Сoalition of civil society of the Republic of Tajikistan against torture and impunity
Briefing assessed torture prevention in Kazakhstan, Kyrgyzstan and Tajikistan
On 23 September 2016, a briefing to discuss the prevention of torture in Kazakhstan, Kyrgyzstan and Tajikistan was organized at the OSCE Human Dimension Implementation Meeting in Warsaw. The briefing was held within the framework of the project “Action for Freedom from Torture in Kazakhstan and Tajikistan“, which is implemented by the Helsinki Foundation for Human Rights (HFHR), International Partnership for Human Rights (IPHR) and the NGO coalitions against torture in Kazakhstan and Tajikistan with financial assistance from the European Union.
The event was moderated by IPHR Director Brigitte Dufour and the speakers included: Director of the Human Rights Centre in Tajikistan Nurmahmad Khalilov, Director of the Kostanai branch of Kazakhstan International Bureau for Human Rights (KIBHR) Anastasia Miller, KIBHR lawyer Anna Smirnova and Nurislam Rahimjanov from the NGO Spravedlivost in Kyrgyzstan.
Moderator Brigitte Dufour presented the framework of the event where representatives of the NGO Coalitions against Torture in Kazakhstan, Kyrgyzstan and Tajikistan assessed progress and outlined ongoing challenges in torture prevention.

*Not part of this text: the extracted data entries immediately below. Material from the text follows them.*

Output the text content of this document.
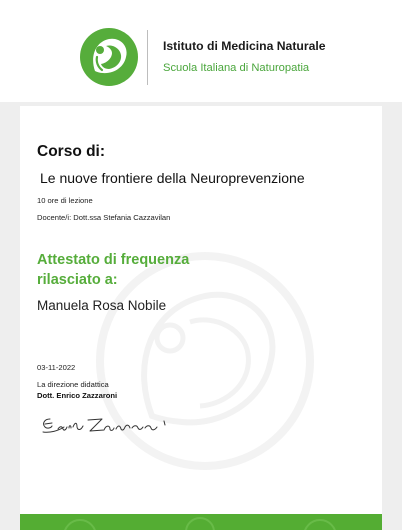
Istituto di Medicina Naturale
Scuola Italiana di Naturopatia
Corso di:
Le nuove frontiere della Neuroprevenzione
10 ore di lezione
Docente/i: Dott.ssa Stefania Cazzavilan
Attestato di frequenza
rilasciato a:
Manuela Rosa Nobile
03-11-2022
La direzione didattica
Dott. Enrico Zazzaroni
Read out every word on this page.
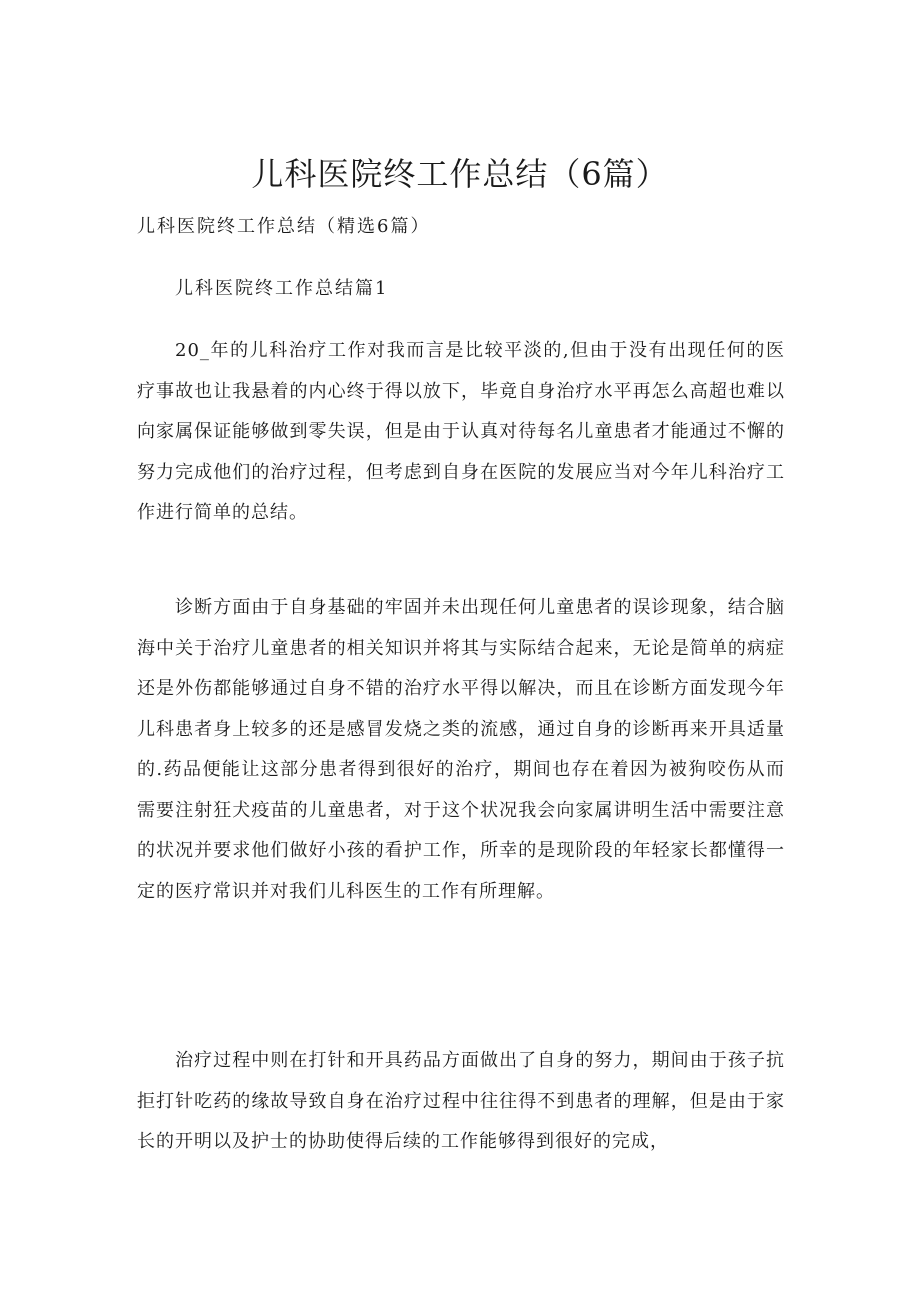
儿科医院终工作总结（6篇）

儿科医院终工作总结（精选6篇）

儿科医院终工作总结篇1

20_年的儿科治疗工作对我而言是比较平淡的,但由于没有出现任何的医疗事故也让我悬着的内心终于得以放下，毕竟自身治疗水平再怎么高超也难以向家属保证能够做到零失误，但是由于认真对待每名儿童患者才能通过不懈的努力完成他们的治疗过程，但考虑到自身在医院的发展应当对今年儿科治疗工作进行简单的总结。

诊断方面由于自身基础的牢固并未出现任何儿童患者的误诊现象，结合脑海中关于治疗儿童患者的相关知识并将其与实际结合起来，无论是简单的病症还是外伤都能够通过自身不错的治疗水平得以解决，而且在诊断方面发现今年儿科患者身上较多的还是感冒发烧之类的流感，通过自身的诊断再来开具适量的.药品便能让这部分患者得到很好的治疗，期间也存在着因为被狗咬伤从而需要注射狂犬疫苗的儿童患者，对于这个状况我会向家属讲明生活中需要注意的状况并要求他们做好小孩的看护工作，所幸的是现阶段的年轻家长都懂得一定的医疗常识并对我们儿科医生的工作有所理解。

治疗过程中则在打针和开具药品方面做出了自身的努力，期间由于孩子抗拒打针吃药的缘故导致自身在治疗过程中往往得不到患者的理解，但是由于家长的开明以及护士的协助使得后续的工作能够得到很好的完成，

These include:
Independent investigations: In Tajikistan procedures of effective independent investigations into torture allegations need improving. At the initiative of the Prosecutor General’s office initiatives for regular dialogue with civil society, including on issues of torture pretention and effective investigations are planned. In Kazakhstan a new draft law on the prevention of torture will be presented by the General Prosecutor’s office in December of this year. Although the authorities announced last year that all allegations of torture would be investigated by Special prosecutors departments, in practice, and as stipulated in the new Criminal Procedural Code, most cases are still investigated by the police or anti-corruption police. In Kyrgyzstan the General Prosecutor’s office has a poor record of bringing perpetrators to justice.

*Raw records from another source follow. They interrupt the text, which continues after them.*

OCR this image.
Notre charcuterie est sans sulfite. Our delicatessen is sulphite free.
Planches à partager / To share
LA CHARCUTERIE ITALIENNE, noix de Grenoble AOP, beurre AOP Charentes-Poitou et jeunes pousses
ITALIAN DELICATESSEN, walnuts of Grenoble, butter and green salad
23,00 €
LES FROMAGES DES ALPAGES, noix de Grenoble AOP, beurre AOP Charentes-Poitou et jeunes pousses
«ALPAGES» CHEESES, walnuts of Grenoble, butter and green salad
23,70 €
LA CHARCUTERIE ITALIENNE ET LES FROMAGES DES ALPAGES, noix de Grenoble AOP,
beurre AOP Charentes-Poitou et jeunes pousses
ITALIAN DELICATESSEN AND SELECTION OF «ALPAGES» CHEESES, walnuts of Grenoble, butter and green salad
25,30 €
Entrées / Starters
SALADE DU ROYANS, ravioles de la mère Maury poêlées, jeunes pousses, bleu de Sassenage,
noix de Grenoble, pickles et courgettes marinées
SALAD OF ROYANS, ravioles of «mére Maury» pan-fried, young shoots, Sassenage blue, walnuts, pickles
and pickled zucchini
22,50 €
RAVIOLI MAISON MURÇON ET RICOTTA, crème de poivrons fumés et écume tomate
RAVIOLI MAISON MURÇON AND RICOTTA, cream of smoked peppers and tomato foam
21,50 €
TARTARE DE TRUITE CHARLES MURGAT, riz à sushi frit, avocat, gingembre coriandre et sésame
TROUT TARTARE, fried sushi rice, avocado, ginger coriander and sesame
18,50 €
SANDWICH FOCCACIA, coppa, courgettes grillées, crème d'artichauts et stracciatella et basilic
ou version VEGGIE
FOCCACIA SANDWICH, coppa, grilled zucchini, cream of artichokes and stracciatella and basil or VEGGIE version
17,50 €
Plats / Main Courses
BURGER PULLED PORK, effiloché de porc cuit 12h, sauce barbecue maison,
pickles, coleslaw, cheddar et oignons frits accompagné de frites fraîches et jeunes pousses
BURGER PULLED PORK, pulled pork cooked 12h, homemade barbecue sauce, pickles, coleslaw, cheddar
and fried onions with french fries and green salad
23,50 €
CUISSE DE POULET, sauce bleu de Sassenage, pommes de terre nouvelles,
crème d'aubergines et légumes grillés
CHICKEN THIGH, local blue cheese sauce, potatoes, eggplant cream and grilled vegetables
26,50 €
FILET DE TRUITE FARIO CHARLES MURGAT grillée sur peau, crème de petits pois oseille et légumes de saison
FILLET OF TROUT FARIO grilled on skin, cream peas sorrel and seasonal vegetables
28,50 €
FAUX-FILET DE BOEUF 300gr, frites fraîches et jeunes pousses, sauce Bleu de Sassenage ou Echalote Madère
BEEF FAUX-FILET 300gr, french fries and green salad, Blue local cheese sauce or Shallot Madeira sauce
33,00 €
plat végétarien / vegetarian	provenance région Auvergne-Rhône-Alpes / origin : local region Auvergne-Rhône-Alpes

National Preventative Mechanism (NPM): In Tajikistan there is no NPM. However there is a Monitoring Group under the Human Rights Ombudsman’s office which includes representatives of the Coalition against Torture. The monitoring group carries out monitoring of closed institutions including unannounced visits. The Coalition against Torture aims to continue unannounced monitoring visits of relevant institutions. In Kyrgyzstan legislation permits visits of detention facilities, but for the last two years some monitoring visits were obstructed by the law enforcement officials. Although criminal cases have been opened into these incidents of obstruction, no guilty verdicts have been passed down by courts. In Kazakhstan NPM members are required to ask for official permission for special visits to detention facilities when there have been reports or allegations of torture and the response from the Ombudsman’s office sometimes takes too long.

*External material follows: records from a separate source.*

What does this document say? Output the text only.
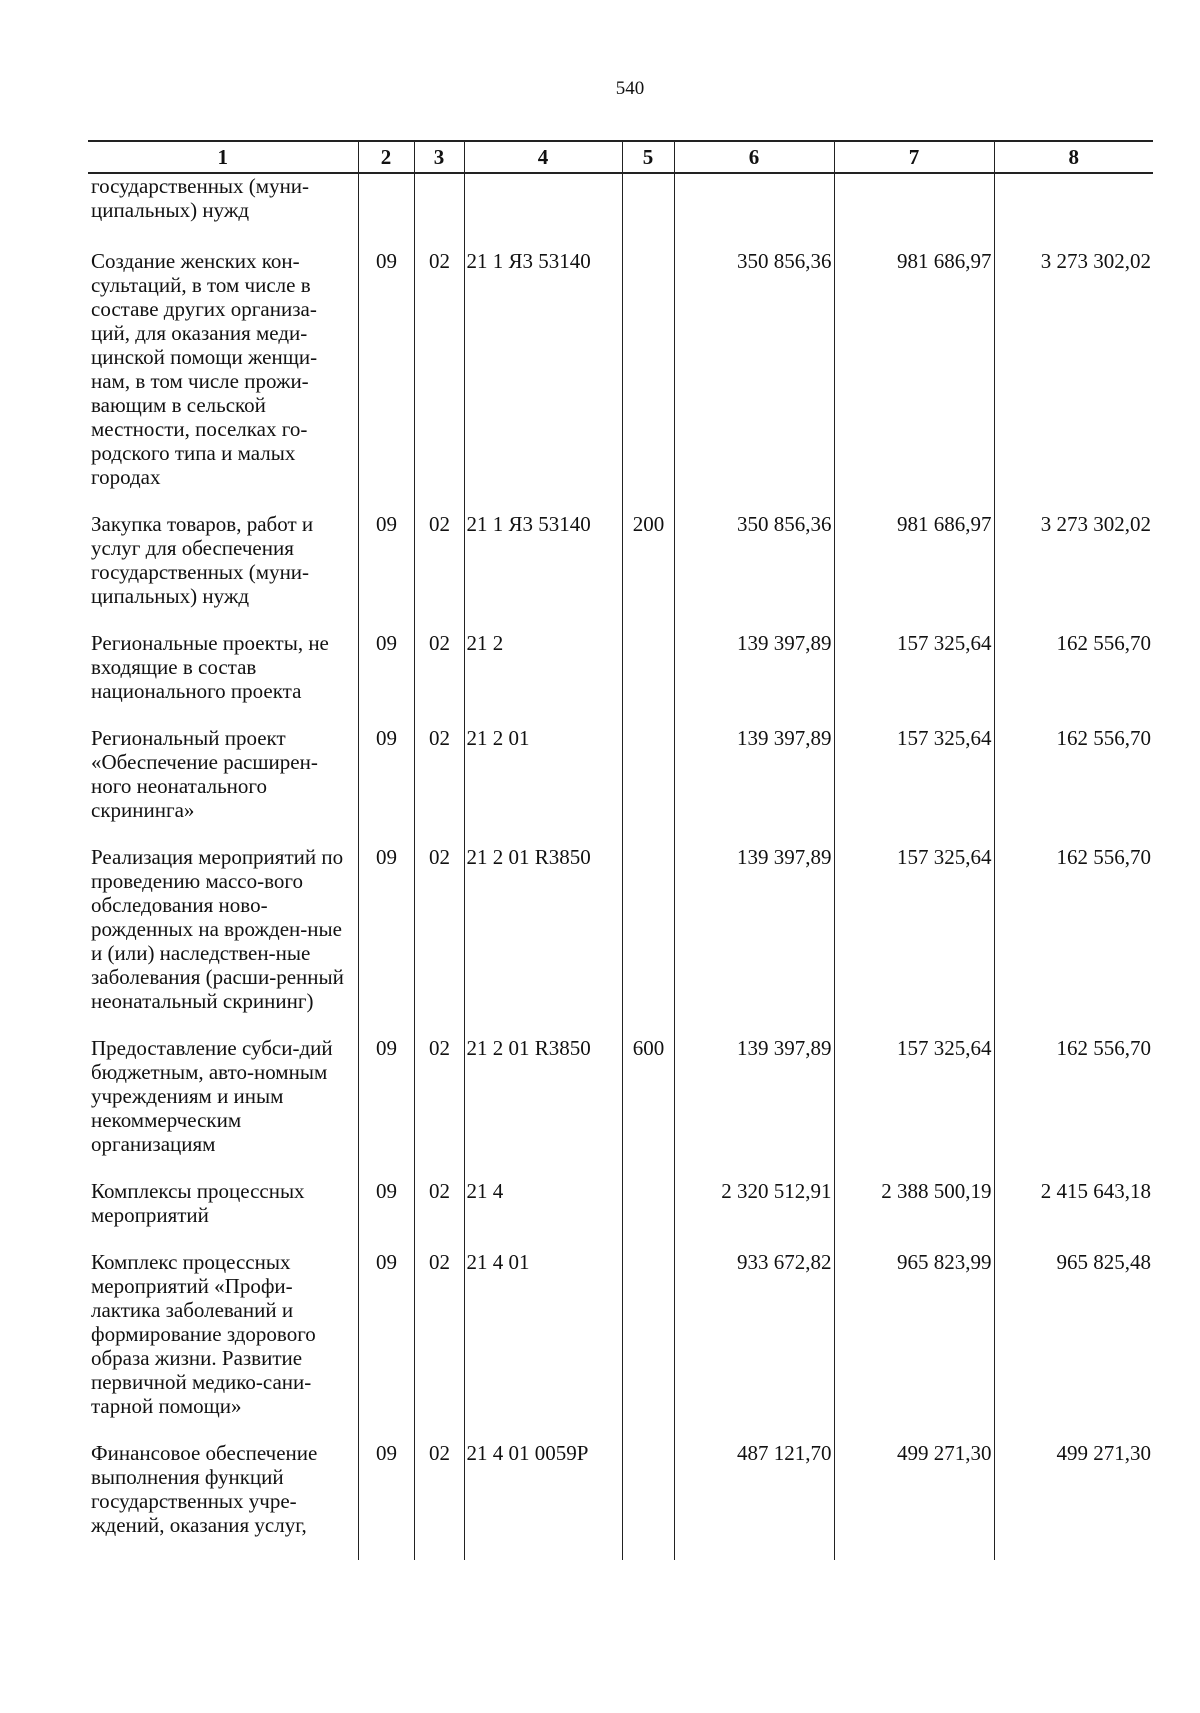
540
1	2	3	4	5	6	7	8
государственных (муни-ципальных) нужд							
Создание женских кон-сультаций, в том числе в составе других организа-ций, для оказания меди-цинской помощи женщи-нам, в том числе прожи-вающим в сельской местности, поселках го-родского типа и малых городах	09	02	21 1 Я3 53140		350 856,36	981 686,97	3 273 302,02
Закупка товаров, работ и услуг для обеспечения государственных (муни-ципальных) нужд	09	02	21 1 Я3 53140	200	350 856,36	981 686,97	3 273 302,02
Региональные проекты, не входящие в состав национального проекта	09	02	21 2		139 397,89	157 325,64	162 556,70
Региональный проект «Обеспечение расширен-ного неонатального скрининга»	09	02	21 2 01		139 397,89	157 325,64	162 556,70
Реализация мероприятий по проведению массо-вого обследования ново-рожденных на врожден-ные и (или) наследствен-ные заболевания (расши-ренный неонатальный скрининг)	09	02	21 2 01 R3850		139 397,89	157 325,64	162 556,70
Предоставление субси-дий бюджетным, авто-номным учреждениям и иным некоммерческим организациям	09	02	21 2 01 R3850	600	139 397,89	157 325,64	162 556,70
Комплексы процессных мероприятий	09	02	21 4		2 320 512,91	2 388 500,19	2 415 643,18
Комплекс процессных мероприятий «Профи-лактика заболеваний и формирование здорового образа жизни. Развитие первичной медико-сани-тарной помощи»	09	02	21 4 01		933 672,82	965 823,99	965 825,48
Финансовое обеспечение выполнения функций государственных учре-ждений, оказания услуг,	09	02	21 4 01 0059Р		487 121,70	499 271,30	499 271,30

Impunity: In Tajikistan, the Criminal Code does not exclude those convicted of crimes of torture and other ill-treatment from amnesties, although the recent Law announcing the August 2016 amnesty for the first time excluded those charged with “torture” under Article 143-1 of the Criminal Code. The Criminal Code needs amending in this respect. Amnesties are also applied to perpetrators of torture and other ill-treatment in Kyrgyzstan, although in Kyrgyzstan only one guilty verdict for torture has been passed down. In Kazakhstan only the torture article is excluded from amnesties, but not the other articles that are often used to punish other ill-treatment.
Compensation and redress: In Tajikistan compensation has been awarded in six cases to victims of torture or their bereaved families for moral harm, but the amount of compensation is neither fair nor adequate. Components of redress should also include public apologies and guarantees of non-repetition. In Kazakhstan, the lack of mechanisms for awarding compensation continues to obstruct redress. The average compensation paid in torture cases remains inadequate at from 250 to 6000 US dollars. A draft law on compensation to victims is being developed which will mention victims of torture specifically, although the amounts of compensation suggested are insufficient at about 185 US dollars. In Kyrgyzstan no victim of torture has received any compensation payments despite there being several court rulings granting compensation.
A broader plenary discussion followed clarifying the role of the coalitions against torture to attempt to break the cycle of torture and impunity and keep torture high on the agendas of governments in the region and on the international agenda. The coalitions work to address the root causes of torture, promote international human rights standards and to achieve sustainable change in policy by undertaking strategic litigation and constructive dialogue with the authorities on improved torture prevention. Several speakers emphasized that states are responsible for torture and that torture should not be politicized. There were many expressions of solidarity with coalitions against torture in Central Asia and a recognition of their important work.
The issue of sexual violence being classified as a crime of torture was also discussed in relation to Kazakhstan where legislation is inadequate in protecting victims of sexual violence.